Mancano pochi giorni alle elezioni del nuovo rettore dell’Università di Siena. Giovedì prossimo docenti e personale amministrativo andranno alle urne per eleggere il sostituto di Angelo Riccaboni che guiderà l’ateneo senese nei prossimi anni. Candidati sono Francesco Frati, pro rettore fino a febbraio scorso, Felice Petraglia e Alessandro Rossi. Incontriamo alla vigilia delle elezioni i tre candidati per conoscere la loro idea di sviluppo dell’Università di Siena. Cominciamo con Francesco Frati.
Come pro rettore è dei 3 quello che conosce meglio lo stato di salute dell’Università?

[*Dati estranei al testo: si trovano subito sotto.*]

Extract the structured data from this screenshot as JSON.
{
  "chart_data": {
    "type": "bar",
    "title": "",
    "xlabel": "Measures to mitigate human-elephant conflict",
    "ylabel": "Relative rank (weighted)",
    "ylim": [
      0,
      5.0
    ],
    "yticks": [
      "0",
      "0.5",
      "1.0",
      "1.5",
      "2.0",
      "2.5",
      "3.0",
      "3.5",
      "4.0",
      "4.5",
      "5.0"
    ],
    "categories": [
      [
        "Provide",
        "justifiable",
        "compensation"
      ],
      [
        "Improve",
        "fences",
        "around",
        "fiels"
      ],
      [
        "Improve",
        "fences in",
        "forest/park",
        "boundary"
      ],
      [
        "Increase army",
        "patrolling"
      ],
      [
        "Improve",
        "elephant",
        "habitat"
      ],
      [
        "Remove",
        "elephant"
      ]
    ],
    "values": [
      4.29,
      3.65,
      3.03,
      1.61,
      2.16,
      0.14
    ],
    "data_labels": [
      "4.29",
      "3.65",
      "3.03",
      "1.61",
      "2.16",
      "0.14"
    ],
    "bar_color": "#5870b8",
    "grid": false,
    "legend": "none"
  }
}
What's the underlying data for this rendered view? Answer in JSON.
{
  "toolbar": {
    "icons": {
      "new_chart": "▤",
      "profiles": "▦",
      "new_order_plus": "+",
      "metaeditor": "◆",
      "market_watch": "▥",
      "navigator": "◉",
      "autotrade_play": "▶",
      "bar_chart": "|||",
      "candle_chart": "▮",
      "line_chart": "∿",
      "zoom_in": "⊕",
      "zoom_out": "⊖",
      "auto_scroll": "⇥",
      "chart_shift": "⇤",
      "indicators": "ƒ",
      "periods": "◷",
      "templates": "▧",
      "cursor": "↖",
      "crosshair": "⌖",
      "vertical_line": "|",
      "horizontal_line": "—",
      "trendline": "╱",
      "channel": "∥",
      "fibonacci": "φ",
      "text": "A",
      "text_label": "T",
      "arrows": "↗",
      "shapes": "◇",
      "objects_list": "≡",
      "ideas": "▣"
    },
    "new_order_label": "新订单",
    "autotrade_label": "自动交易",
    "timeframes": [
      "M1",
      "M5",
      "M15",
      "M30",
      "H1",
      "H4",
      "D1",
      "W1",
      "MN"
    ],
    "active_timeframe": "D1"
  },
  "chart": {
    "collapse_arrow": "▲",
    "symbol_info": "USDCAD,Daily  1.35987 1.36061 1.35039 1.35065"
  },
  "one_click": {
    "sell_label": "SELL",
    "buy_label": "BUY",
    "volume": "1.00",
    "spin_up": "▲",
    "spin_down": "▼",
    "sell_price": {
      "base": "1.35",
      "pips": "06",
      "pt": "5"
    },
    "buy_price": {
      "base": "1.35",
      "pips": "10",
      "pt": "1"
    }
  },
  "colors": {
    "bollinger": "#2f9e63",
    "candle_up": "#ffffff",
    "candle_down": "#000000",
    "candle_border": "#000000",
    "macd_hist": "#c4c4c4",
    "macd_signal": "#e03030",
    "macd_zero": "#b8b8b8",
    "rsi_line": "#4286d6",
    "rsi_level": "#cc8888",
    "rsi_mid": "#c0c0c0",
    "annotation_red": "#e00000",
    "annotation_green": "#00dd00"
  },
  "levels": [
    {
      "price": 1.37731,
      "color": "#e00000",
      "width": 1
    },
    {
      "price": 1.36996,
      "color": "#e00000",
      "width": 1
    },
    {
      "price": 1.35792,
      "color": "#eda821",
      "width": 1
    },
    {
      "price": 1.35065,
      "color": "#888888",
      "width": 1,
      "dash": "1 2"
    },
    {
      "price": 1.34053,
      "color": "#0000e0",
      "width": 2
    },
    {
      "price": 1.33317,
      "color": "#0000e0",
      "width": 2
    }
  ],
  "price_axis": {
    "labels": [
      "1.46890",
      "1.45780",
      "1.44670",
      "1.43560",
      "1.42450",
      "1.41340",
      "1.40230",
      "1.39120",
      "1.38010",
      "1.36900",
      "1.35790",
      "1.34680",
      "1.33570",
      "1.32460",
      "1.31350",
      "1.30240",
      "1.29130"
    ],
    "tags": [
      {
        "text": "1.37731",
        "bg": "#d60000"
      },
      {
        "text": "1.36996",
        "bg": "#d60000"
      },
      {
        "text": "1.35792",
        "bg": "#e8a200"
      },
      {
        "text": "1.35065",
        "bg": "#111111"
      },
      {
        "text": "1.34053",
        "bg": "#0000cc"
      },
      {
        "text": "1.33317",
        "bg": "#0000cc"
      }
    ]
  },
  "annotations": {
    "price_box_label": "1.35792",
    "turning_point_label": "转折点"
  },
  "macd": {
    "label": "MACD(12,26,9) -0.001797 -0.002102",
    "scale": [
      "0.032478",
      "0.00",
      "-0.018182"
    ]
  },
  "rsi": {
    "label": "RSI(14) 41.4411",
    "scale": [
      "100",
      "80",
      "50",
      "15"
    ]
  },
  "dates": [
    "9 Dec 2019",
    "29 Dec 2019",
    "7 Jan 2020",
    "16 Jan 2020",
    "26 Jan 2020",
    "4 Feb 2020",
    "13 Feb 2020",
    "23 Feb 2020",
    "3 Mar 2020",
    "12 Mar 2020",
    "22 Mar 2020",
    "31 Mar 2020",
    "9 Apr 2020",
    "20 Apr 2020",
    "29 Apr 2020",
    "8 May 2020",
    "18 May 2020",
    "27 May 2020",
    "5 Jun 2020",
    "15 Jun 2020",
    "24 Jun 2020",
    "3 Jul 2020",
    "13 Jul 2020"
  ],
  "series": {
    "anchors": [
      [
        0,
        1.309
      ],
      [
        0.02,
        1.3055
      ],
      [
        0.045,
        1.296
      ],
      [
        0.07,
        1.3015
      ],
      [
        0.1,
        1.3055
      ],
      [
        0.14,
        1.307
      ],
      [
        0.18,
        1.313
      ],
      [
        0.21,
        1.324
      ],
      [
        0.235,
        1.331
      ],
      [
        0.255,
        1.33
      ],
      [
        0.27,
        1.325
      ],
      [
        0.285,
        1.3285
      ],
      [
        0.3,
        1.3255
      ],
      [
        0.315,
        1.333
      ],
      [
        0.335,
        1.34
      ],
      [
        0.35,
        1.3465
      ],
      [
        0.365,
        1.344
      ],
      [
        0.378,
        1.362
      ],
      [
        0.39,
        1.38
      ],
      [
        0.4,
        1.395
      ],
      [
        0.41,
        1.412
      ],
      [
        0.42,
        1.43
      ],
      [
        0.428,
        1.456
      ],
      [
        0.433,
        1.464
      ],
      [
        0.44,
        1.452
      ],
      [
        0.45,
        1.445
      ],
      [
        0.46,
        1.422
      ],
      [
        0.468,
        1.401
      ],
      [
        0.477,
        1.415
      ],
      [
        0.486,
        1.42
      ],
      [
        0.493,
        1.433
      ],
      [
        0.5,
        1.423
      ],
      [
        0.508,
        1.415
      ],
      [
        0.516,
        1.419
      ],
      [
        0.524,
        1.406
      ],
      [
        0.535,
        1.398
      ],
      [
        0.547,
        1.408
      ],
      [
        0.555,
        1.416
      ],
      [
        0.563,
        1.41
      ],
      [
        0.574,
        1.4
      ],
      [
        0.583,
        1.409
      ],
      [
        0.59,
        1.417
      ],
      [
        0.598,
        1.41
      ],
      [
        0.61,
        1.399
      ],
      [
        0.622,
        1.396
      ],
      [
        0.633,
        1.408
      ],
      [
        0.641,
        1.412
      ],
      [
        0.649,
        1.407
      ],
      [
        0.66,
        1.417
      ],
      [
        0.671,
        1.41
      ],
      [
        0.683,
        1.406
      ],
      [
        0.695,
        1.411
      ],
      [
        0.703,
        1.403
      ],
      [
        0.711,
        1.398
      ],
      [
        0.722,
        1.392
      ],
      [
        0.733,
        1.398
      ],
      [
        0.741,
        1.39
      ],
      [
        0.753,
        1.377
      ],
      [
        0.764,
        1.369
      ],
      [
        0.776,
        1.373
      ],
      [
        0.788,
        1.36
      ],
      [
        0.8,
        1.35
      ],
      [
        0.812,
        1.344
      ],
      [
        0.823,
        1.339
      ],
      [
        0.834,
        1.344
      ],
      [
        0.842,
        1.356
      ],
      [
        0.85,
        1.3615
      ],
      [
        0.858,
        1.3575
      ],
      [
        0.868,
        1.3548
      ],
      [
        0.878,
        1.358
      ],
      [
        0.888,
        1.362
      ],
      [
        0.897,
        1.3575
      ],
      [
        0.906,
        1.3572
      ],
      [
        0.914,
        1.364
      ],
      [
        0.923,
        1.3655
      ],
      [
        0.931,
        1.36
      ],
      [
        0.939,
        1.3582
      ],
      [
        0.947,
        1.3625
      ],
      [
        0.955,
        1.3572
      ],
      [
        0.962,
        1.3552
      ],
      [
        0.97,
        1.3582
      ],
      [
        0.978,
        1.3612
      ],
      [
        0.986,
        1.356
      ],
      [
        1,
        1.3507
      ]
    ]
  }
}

“Credo di sì, avendo affiancato Riccaboni ho visto da vicino l’opera di risanamento che ci consente di guardare al futuro con molto più ottimismo rispetto a 6 anni fa. Grazie alla compattezza della comunità accademica abbiamo superato la fase più critica della crisi, ora siamo tornati allo stesso livello delle altre università italiane e lo abbiamo fatto mantenendo inalterata la qualità delle nostre attività di missione tradizionali, che sono la didattica, l’attrattività nei confronti degli studenti, la ricerca e il trasferimento tecnologico.
Rischiamo però di soffrire le stesse criticità di cui sta soffrendo e forse soffrirà in futuro il sistema universitario nazionale e cioè i tagli ai finanziamenti ministeriali, i tagli alla ricerca, il blocco degli scatti stipendiali, il blocco del contratto collettivo nazionale del personale. Tutti elementi che dipendono dalla scarsa attenzione che il governo sembra avere nei confronti dell’università e in particolar modo dell’università pubblica”.
Per la crisi in molti scelgono di iniziare a lavorare invece di iscriversi all’università, come facciamo a rimanere attrattivi?
“Puntando sulla qualità della didattica e dei servizi che pongono l’ateneo senese ai primi posti delle classifiche del Censis. Scelgono Siena molti studenti italiani, il 50 per cento dei nostri iscritti è fuori sede, grazie anche ai fondi del diritto allo studio”.
Dopo il boom dei corsi di studio innovativi si è tornati ai classici.
“Negli anni ’90 in tutte le università italiane ci fu l’esplosione dei corsi di studi più disparati, poi si è tornati indietro sia per l’introduzione di vincoli molto stringenti nella didattica che per il blocco del turn over che ha comportato una forte riduzione del personale docente. In futuro ogni università dovrà guardare alle esigenze degli studenti e alle richieste del mercato del lavoro cercando di essere innovativi e duttili nel modificare l’offerta formativa”.
Qual è il rapporto che l’Università di Siena ha con il mondo imprenditoriale, offre opportunità di lavoro ai laureati?
“Abbiamo elaborato negli anni diversi contatti con le aziende e stiamo lavorando per incrementare la collaborazione con il mondo imprenditoriale. Sono molto importanti le attività di stage nelle imprese, sono uno dei driver fondamentali per ottenere un impiego”.
Siena è una città universitaria, tanti giovani vanno gestiti per evitare estremismi.
“Gli studenti fuori sede sono 10 mila, sono la nostra ricchezza non lo dobbiamo far diventare un problema. Per questo c’è collaborazione con le istituzioni del territorio per garantire accoglienza e integrazione. I ragazzi che arrivano a Siena, vengono per studiare ma anche per divertirsi nelle ore libere, per questo dobbiamo offrirgli opportunità di svago”.